Masculinity, as shaped by both men and women, has a profound impact upon the world in which we live and functions as a core problem for social sustainability. Yet few people stop to question the forms of masculinity that have been passed to them, let alone construct a more conscious alternative.
Via video, audio and text, Future Masculinity will help both men and women understand how masculinity functions in contemporary society, and how it can be re-imagined for a sustainable future.
Many of society's problems are related to the social construction of masculinity: How is masculinity defined? How is masculinity asserted within society? These questions are answered in this course via a number of key themes: history, sexuality, relationships, fatherhood, archetypes, and spirituality.
By questioning the social construction of masculinity within our everyday lives, we can make massive changes to society encouraging a more sustainable way of living that can be enjoyed by men, women, children, and the world in which we live.
Participants will be able to identify the social construction of masculinity.
Participants will be able to mobilize concepts such as patriarchy and hegemonic masculinity.

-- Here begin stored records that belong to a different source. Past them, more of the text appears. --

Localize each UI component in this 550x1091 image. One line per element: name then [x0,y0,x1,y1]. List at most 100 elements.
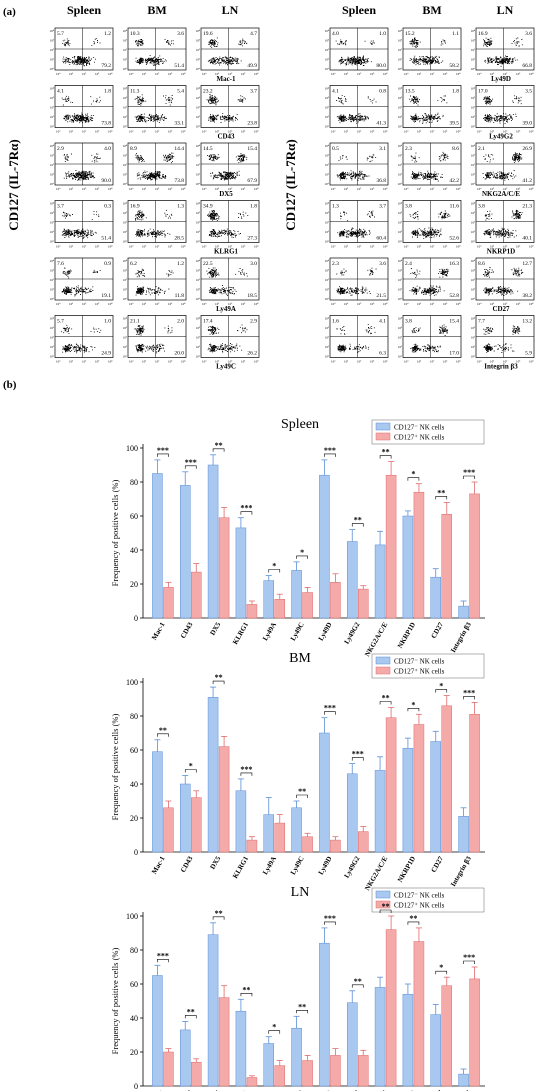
event-dots [135,152,175,181]
quadrant-lr-value: 6.3 [379,351,386,357]
event-dots [336,267,377,296]
y-tick-label: 10³ [471,326,475,330]
quadrant-ur-value: 16.3 [449,261,459,267]
quadrant-lr-value: 39.0 [522,121,532,127]
quadrant-lr-value: 27.3 [247,236,257,242]
significance-bracket [351,984,364,988]
x-tick-label: 10² [228,302,232,306]
x-tick-label: 10⁰ [477,245,482,249]
significance-bracket [407,477,420,481]
x-tick-label: 10⁰ [129,360,134,364]
quadrant-ul-value: 34.9 [203,204,213,210]
y-tick-label: 10⁰ [196,67,201,71]
bar [346,773,358,853]
quadrant-lr-value: 17.0 [449,351,459,357]
x-tick-label: 10³ [168,72,172,76]
y-tick-label: 10⁰ [123,125,128,129]
y-tick-label: 10⁰ [325,297,330,301]
x-tick-label: CD27 [429,855,445,874]
y-tick-label: 10⁴ [123,202,128,206]
quadrant-lr-value: 40.1 [522,236,532,242]
bar [385,717,397,853]
event-dots [207,210,249,238]
y-tick-label: 10⁰ [196,182,201,186]
y-tick-label: 10² [471,336,475,340]
quadrant-ur-value: 1.8 [104,89,111,95]
marker-label-ly49a: Ly49A [216,305,236,313]
y-tick-label: 10² [325,106,329,110]
quadrant-ur-value: 0.9 [104,261,111,267]
quadrant-ur-value: 11.6 [450,204,460,210]
significance-label: * [439,963,443,972]
bar [385,929,397,1087]
x-tick-label: 10¹ [215,130,219,134]
y-tick-label: 20 [130,580,138,589]
y-tick-label: 10² [196,106,200,110]
significance-bracket [351,523,364,527]
x-tick-label: 10³ [241,72,245,76]
x-tick-label: 10² [228,187,232,191]
x-tick-label: 10¹ [344,360,348,364]
x-tick-label: 10⁴ [181,187,186,191]
quadrant-ul-value: 2.3 [332,261,339,267]
quadrant-ur-value: 12.7 [522,261,532,267]
x-tick-label: 10⁰ [404,187,409,191]
y-tick-label: 10⁴ [398,87,403,91]
x-tick-label: 10⁴ [456,245,461,249]
y-tick-label: 0 [134,848,138,857]
quadrant-ul-value: 1.3 [332,204,339,210]
x-tick-label: 10² [503,245,507,249]
significance-label: ** [242,985,250,994]
x-tick-label: CD43 [179,855,195,874]
y-tick-label: 10¹ [398,288,402,292]
x-tick-label: 10¹ [215,302,219,306]
x-tick-label: 10⁴ [383,360,388,364]
x-tick-label: CD43 [179,1089,195,1091]
x-tick-label: 10⁴ [529,302,534,306]
legend-swatch [375,666,391,675]
marker-label-ly49g2: Ly49G2 [489,133,513,141]
bar [469,714,480,853]
quadrant-ur-value: 1.0 [379,31,386,37]
y-tick-label: 10⁰ [471,240,476,244]
bar [246,1077,258,1087]
significance-label: ** [437,488,445,497]
significance-label: *** [324,446,336,455]
bar [402,993,414,1087]
x-tick-label: 10² [503,72,507,76]
x-tick-label: 10⁴ [254,72,259,76]
x-tick-label: 10² [155,72,159,76]
x-tick-label: 10² [82,187,86,191]
y-tick-label: 10¹ [471,230,475,234]
legend-label: CD127⁻ NK cells [394,424,445,432]
x-tick-label: Ly49D [317,855,334,876]
x-tick-label: 10² [503,302,507,306]
x-tick-label: 10¹ [344,72,348,76]
y-axis-label-left: CD127 (IL-7Rα) [6,139,21,230]
event-dots [207,37,248,66]
x-tick-label: NKG2A/C/E [363,855,389,892]
bar [263,814,275,853]
bar [218,746,230,853]
quadrant-lr-value: 5.9 [525,351,532,357]
x-tick-label: 10⁰ [56,360,61,364]
y-tick-label: 10³ [325,269,329,273]
significance-label: ** [215,909,223,918]
quadrant-ur-value: 3.5 [525,89,532,95]
y-tick-label: 10⁴ [471,202,476,206]
x-tick-label: 10⁰ [202,302,207,306]
bar [291,807,302,853]
x-tick-label: 10² [357,302,361,306]
x-tick-label: 10³ [370,187,374,191]
y-tick-label: 10³ [50,39,54,43]
event-dots [135,268,174,296]
y-tick-label: 10⁴ [196,202,201,206]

Participants will be able to identify the existence of multiple masculinities.
Jonathan P.
The instructor seems knowledgeable about his subject and does a great job providing us with his references. It could have been nice to have visual support (slide) to support the verbal narration.
Now, I wish to disclaim that I am factually profane to the subtle arcane of gender study and arguably alien to the whole doxa prevalent in social studies faculties.
That being said, I must admit that I am pretty skeptical about the whole post-modern interpretative process of deconstruction/reconstruction so trendy among academics in social studies which necessarily leads to an even more subjectivist conclusion.
In my humble opinion, the postulates proposed in this course seem to obfuscate the quantitative empiricism that dominate psychology for the past hundred years in the anglo-saxon sphere, nowadays cross-validated by research in biology and neurology, for the sake of an idealist's axioms and normative conclusions.